Because of their high level of achievement and wide variety of interests, some Thomas Jefferson students might have been considered "outsiders" at their home schools, Washer notes. "The tolerance level here for differences [among students] is remarkable," he says.


Senior Greg Price points out a list of accomplishments by Thomas Jefferson students.
(Education World photo)
Critical to the school's creation and to its continued success is a partnership fund, which includes businesses, parents, and community members, Washer adds. The school has about 80 partners. Some of the support they provide is monetary; businesses also provide student internships and faculty training.

"We try to learn from [those companies] where business is going," Washer says, so the school's curriculum can be continuously updated. "We have a reciprocal relationship with the business community. We try to look at what they will need five years from now and ask 'How can we deliver the [appropriate] curriculum?'"

Eric Peterson, a parent who served as the parent-teacher-student association president, also organized a PTSA business relations committee to help increase private-sector support for the school. "In many ways of thinking, it is the top school in the nation," Peterson tells Education World. "It also has been a boon to the economy. The business community has a major responsibility to support public education. There is a lot of unmet need. The more the business community shows its leadership, the more future leaders it will see."

As a parent, Peterson says, he is pleased with all aspects of the school. His son is a graduate and his daughter is a junior at TJHSST. "I like the sense of community, the quality of education, and the dedication of the faculty and administration.
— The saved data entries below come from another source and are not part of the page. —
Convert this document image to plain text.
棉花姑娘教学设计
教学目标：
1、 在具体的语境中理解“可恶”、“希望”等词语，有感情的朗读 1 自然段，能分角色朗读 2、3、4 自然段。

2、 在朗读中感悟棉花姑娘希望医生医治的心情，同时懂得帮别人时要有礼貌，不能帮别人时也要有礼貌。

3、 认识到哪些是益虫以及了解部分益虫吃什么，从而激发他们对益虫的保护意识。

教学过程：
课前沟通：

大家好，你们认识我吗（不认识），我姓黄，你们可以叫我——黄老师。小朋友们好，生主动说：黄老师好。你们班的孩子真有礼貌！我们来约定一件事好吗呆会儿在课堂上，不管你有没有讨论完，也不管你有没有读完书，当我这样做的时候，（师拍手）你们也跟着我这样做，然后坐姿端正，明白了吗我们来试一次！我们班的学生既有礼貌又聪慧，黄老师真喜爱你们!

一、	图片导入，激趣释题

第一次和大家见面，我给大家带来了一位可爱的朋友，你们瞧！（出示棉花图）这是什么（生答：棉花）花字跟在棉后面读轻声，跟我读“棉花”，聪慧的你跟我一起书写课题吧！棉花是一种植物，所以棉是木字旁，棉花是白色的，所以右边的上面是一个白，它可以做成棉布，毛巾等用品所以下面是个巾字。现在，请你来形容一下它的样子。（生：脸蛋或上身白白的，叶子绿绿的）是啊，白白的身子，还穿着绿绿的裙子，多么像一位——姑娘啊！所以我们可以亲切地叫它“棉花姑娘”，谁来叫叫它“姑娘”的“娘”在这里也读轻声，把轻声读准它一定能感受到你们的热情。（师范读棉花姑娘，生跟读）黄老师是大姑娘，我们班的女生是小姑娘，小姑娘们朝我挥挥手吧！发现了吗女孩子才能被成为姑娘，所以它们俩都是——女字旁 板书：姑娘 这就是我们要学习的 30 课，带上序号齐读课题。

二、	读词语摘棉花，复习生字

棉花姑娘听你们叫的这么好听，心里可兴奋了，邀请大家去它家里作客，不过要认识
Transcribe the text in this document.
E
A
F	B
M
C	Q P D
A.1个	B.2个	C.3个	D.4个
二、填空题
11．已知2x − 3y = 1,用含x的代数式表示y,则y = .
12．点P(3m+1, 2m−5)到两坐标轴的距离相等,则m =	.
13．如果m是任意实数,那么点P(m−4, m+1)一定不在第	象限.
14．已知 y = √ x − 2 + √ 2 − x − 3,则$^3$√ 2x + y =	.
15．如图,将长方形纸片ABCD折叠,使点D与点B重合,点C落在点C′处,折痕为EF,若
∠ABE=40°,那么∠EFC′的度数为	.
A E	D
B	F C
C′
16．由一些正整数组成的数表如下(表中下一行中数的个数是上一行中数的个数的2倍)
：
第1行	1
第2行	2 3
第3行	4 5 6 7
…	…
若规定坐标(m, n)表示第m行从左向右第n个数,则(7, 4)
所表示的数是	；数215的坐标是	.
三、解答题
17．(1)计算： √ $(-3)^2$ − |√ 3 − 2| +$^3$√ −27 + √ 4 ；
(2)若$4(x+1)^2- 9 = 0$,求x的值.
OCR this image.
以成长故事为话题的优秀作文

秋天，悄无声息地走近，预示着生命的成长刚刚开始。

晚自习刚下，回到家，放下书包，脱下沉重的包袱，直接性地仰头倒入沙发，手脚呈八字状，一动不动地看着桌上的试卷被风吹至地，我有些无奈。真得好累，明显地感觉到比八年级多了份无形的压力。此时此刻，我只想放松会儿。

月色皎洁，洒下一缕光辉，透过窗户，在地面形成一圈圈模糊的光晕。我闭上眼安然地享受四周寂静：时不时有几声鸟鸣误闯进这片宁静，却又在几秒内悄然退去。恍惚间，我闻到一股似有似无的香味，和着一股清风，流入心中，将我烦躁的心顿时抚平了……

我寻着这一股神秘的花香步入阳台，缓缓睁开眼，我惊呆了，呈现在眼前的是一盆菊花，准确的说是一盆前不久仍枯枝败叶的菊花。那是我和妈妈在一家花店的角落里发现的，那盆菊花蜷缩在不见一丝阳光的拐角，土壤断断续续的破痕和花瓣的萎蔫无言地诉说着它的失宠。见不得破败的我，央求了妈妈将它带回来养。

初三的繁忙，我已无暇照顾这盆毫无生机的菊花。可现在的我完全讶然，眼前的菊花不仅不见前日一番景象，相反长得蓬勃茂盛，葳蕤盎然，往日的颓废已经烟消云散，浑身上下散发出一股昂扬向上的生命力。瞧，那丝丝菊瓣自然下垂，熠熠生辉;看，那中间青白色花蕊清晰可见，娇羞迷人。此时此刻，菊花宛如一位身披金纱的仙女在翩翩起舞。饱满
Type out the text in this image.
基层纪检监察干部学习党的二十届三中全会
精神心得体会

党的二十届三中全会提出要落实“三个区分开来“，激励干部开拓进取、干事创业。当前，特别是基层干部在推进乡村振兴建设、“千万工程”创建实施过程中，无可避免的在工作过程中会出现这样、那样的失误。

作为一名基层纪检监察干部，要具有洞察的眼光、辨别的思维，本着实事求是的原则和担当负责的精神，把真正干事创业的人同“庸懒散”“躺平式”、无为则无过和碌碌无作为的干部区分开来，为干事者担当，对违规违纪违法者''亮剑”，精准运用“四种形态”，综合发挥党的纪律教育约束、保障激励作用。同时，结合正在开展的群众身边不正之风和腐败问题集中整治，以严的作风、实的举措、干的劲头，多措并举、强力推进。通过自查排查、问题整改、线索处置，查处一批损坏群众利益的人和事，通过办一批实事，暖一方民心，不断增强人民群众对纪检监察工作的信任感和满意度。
There also is a high sense of trust and competition. But the competition is more a sense of 'How can I do better?'"

Although Thomas Jefferson serves only a small number of area students, the curriculum developed at the school has been adopted at other area schools. Geosystems, a course that covers the natural sciences and involves a lot of computer research, was first required at Thomas Jefferson. The course is now mandatory in all county public schools, according to Washer.


Thomas Jefferson demands a lot from its students, even before they arrive on campus. Applicants take a standard admissions test in eighth grade; the 800 students with the highest scores on that test make the first cut. Those students then submit teacher recommendations, essays, and resumes for the second round of reviews. Finally, 420 students are admitted to the freshman class. This year, 2,700 students applied for 420 spaces, says Pitkin.

One priority is increasing the diversity of the student body. About 500 of the 1,662 students in 2002 were "non-Caucasian," Pitkin says. The class entering in fall 2002 had 29 additional students, from area schools that have been underrepresented in the past, she adds.

Washer notes that another current impetus is to develop a better system of tracking school alumni. "We know some have come back to the community to live and work," Washer says. School staff members would like to find out what professions those alumni have entered and where they have chosen to live.